PRISM Has Forged Bizarre Alliances Among Glenn Beck, Michael Moore, Dick Cheney and Nancy Pelosi

Impact

Multiple questions surround Edward Snowden, the NSA, and the revelations put out this week from Snowden. The first question is whether or not this data is really a revelation. My take on this is a resounding no. The IT community, among many others, has been screaming for years that there has been governmental data capture that overreaches the law. And while there are provisions in the increasingly-badly-named Patriot Act that would allow this, there are questions about the constitutionality of that act that have yet to be answered. If there is a good outcome to the current brou-ha-ha, it is the possibility that there will be a Supreme Court decision on the matter.

One of the many truly strange occurrences in this matter really points out the need for a national conversation is that people as diverse as Glenn Beck, Rand Paul, and Michael Moore are in agreement on one side of this issue and Nancy Pelosi, Dick Cheney, and Lindsay Graham can be found on the other side. This diversity of opinion, that shatters alliances across the board, points out the absolute need for a national discussion on the matter.

So what is the discussion?

In one corner is the national desire for security. We live in an extremely dangerous world. Keeping America safe in the post 9/11 world is understandably an extremely high priority activity and this type of surveillance is very useful in that endeavor. The intelligence-gathering community, despite any assurances to the contrary, is fully able to read every electronic text communication and listen to every electronic audio communication you or I engage in. Imagine if you will the ability to find every instance of the use of the word Jihad in every communication medium in or out of the nation, then sorting those in order of likelihood of action. Yes, this is an extremely useful and powerful tool and removing it from the arsenal would make stopping terrorist activity significantly more difficult. Not impossible, but much more difficult. 

In the other corner, we have potential abuse of this power and a constitutional guarantee of privacy. To describe this possible abuse, we need only look at possibilities in the press. Imagine a scenario where a politician turns into a McCarthy-style jerk. If a reporter should get a hot tip on the politician's fondness for little boys along with the favorite haunt and pickup style, and this current system remains in place, it becomes very easy for the politician's staff to be on the lookout for this data in the communications database; and thus, the story (and likely the reporter and the leaker) never sees the light of day. In the realm of personal communications, imagine that you are involved in a combat simulation game with an online friend and you happen to send an e-mail saying something about "bombing" your opponent. Taken out of context, you now have a very real possibility of being prosecuted as a terrorist. The possibility of this type of abuse is very real indeed.
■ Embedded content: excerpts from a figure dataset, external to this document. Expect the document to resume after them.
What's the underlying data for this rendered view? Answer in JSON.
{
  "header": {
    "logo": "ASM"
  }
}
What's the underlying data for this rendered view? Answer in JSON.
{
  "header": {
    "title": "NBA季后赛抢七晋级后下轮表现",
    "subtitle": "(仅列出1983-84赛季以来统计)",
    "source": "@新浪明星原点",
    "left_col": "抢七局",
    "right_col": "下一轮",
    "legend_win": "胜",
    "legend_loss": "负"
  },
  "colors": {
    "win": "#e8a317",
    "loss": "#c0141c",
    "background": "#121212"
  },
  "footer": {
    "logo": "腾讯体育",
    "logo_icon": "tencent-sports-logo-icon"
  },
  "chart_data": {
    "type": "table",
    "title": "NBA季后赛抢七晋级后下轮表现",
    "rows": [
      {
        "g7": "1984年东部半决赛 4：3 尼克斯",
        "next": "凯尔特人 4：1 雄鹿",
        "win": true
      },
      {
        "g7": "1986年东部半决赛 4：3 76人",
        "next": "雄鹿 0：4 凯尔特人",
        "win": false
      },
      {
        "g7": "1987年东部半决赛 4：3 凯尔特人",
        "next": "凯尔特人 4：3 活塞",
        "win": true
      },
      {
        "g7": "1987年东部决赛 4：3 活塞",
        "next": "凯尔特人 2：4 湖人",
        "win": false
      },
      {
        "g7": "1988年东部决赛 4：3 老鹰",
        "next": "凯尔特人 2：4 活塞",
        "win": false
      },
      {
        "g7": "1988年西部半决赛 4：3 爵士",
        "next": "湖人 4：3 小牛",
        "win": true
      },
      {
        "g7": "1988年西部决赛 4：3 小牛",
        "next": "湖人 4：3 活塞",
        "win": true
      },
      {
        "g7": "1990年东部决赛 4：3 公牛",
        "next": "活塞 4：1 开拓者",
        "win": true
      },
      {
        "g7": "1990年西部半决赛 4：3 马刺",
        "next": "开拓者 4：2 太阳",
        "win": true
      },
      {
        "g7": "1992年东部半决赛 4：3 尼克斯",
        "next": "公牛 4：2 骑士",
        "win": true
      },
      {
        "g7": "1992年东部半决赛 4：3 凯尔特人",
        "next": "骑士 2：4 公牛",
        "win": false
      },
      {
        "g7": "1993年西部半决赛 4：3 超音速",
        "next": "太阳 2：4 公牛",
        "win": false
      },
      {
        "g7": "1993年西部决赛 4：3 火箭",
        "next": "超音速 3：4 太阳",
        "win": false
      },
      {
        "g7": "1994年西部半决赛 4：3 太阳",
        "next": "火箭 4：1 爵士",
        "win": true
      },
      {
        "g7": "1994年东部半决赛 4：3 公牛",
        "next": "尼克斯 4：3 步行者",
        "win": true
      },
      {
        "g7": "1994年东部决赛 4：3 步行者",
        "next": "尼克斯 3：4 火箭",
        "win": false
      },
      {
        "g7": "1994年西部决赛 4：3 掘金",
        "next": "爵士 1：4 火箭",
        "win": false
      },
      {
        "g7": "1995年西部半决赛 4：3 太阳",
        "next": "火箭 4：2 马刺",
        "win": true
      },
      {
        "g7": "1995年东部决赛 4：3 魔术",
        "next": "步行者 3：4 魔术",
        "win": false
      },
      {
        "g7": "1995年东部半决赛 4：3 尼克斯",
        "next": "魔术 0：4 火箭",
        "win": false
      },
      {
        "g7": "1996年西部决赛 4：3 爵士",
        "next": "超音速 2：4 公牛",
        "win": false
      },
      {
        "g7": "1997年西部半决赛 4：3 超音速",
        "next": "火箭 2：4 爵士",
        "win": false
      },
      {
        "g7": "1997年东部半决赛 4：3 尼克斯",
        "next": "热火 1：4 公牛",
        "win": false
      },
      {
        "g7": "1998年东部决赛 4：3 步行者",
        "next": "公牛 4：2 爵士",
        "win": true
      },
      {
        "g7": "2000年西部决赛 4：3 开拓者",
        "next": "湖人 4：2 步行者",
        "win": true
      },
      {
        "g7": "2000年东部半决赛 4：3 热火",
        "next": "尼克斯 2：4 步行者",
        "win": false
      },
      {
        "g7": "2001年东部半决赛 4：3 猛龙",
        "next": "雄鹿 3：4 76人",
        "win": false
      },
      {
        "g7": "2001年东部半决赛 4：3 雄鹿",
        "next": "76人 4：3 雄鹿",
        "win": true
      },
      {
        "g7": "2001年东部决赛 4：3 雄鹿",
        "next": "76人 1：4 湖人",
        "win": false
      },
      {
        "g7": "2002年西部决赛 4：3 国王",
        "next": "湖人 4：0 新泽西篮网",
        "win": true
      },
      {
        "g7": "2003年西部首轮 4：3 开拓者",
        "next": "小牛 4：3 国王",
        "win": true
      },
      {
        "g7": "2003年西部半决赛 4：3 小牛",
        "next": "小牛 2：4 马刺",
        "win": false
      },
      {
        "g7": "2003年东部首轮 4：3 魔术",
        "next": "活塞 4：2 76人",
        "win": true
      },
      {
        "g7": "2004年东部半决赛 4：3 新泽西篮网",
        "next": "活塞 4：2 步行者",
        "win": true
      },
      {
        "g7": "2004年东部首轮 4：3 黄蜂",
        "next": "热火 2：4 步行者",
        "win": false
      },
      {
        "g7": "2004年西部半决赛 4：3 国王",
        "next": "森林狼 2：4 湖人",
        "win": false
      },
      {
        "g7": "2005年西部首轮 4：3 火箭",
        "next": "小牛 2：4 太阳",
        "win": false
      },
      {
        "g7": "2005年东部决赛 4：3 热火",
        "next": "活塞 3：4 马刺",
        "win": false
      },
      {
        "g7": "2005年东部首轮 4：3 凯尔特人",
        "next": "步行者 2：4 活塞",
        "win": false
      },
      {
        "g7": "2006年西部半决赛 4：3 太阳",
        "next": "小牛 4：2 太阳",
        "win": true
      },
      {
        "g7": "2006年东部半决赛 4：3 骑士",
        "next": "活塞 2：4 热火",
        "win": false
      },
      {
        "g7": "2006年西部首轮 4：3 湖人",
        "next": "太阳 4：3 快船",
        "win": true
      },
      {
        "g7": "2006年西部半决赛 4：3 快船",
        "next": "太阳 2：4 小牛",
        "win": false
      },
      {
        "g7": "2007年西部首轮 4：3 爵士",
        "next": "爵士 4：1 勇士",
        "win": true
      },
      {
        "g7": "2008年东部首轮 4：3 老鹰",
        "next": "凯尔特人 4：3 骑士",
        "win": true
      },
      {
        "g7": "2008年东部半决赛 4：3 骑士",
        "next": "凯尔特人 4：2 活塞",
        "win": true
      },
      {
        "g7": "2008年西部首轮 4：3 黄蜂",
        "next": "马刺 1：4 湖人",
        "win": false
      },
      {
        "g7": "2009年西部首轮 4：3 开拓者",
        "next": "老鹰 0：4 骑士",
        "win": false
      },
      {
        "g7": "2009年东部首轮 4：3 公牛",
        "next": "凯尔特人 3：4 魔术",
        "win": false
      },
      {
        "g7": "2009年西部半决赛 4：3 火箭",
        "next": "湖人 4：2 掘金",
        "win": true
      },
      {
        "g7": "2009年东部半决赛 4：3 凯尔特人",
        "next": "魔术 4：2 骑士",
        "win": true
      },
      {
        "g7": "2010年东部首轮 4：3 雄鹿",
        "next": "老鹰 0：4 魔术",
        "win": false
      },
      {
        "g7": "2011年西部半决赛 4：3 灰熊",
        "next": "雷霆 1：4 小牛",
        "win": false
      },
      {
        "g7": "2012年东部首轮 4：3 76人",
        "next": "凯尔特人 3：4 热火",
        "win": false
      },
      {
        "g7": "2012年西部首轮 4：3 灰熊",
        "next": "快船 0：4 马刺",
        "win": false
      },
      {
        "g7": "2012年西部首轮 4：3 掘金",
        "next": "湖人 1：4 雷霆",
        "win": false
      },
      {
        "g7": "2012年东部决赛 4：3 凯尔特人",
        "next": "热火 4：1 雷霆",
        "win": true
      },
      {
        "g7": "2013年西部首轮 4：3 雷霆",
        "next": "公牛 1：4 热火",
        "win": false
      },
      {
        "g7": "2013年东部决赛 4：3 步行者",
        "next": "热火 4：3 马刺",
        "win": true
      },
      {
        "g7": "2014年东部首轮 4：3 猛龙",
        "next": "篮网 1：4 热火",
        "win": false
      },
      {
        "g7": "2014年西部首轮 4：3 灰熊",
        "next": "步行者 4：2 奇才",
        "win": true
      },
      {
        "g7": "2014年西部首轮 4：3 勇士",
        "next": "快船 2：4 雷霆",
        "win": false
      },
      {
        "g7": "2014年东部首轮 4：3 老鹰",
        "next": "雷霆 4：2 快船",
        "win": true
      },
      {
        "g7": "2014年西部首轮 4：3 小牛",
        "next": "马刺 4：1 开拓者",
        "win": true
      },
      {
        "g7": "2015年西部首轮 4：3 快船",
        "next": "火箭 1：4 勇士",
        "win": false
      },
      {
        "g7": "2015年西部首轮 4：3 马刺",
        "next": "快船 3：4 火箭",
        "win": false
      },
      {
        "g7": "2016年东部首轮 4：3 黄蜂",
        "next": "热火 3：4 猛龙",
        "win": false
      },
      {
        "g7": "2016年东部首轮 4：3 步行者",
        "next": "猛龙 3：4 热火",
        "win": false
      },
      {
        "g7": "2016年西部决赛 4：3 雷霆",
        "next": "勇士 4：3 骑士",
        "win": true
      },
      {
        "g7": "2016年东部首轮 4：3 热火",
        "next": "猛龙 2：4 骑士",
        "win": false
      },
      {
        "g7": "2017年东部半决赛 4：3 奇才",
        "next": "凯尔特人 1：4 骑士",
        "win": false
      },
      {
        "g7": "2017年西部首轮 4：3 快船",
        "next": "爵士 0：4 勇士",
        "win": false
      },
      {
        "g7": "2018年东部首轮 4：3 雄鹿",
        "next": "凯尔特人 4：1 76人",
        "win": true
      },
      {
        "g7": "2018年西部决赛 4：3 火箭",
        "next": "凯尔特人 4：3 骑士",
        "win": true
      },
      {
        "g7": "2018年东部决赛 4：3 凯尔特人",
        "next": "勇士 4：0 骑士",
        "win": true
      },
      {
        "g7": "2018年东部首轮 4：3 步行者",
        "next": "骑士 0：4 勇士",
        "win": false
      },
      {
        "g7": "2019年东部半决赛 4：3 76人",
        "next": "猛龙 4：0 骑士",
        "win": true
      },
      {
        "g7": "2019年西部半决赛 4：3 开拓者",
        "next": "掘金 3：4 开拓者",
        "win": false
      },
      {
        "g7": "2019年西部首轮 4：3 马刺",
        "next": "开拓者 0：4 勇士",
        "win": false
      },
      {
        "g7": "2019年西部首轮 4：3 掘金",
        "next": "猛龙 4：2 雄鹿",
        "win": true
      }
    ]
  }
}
In short, both sides are right ... And both sides are wrong, very nearly equally so. So am I writing this article just to expose a conundrum? Hardly.

Here is my opinion on the matter:

Anyone who has any expectation of privacy on the internet is delusional. I used to think that the only exception to this rule was email until I realized that the servers which store and send email are owned by private entities and you use them at the sufferance of those entities and under an extensive contractual agreement, essentially signing away any privacy you may have thought to expect. We do these things voluntarily and without thinking about them. That is the problem. 

If you wish to have privacy in your e-mails, there are three steps you must take. First, you cannot use a public e-mail server, like Yahoo or Google or Microsoft. You have to host your own email service. Its expensive and difficult and you'll need the services of an IT professional with some regularity. Second, you'll have to avoid either sending email to or receiving email from any of the aforementioned public servers. To do so will give that email to the powers that be and expose your server to "access" by anyone with the wherewithal to bypass your security. And finally, you'll have to send all of your communications using 128 bit security encoding ... or better. And doing all of this is almost certain to put you on a watch list. If you're hiding what you do, you must have something to hide.

If you want to have privacy on the internet, once again you're delusional. The purpose of the World Wide Web is to transmit information far and wide, with equality around the world. If it's on the web, it's there to be shared with everyone. If you’re worried about privacy, stay off the web.

So what's the real answer here? In the past, SCOTUS has ruled that privacy only exists if a person has a reasonable expectation of privacy. I suspect that if the court were asked the question of whether or not the capture and examination of this data is constitutional, the answer would be yes it is, because no one has any reasonable expectation of privacy on the internet.

So we get back to "is Edward Snowden a hero or a jerk?" For me, the answer is HERO in bold letters. Not because he exposed something I didn't already know about, but because he successfully started a national conversation. In that conversation is the real and lasting answer to this conundrum. The answer, as always, is somewhere in the middle. Both extremes are wrong because both extremes are right, and we can't be on both ends of this matter. I see a great deal of hope in this conversation and in the truly strange bedfellows it has engendered. This conversation is long past due and I hope we will answer these questions as a country instead of as individuals.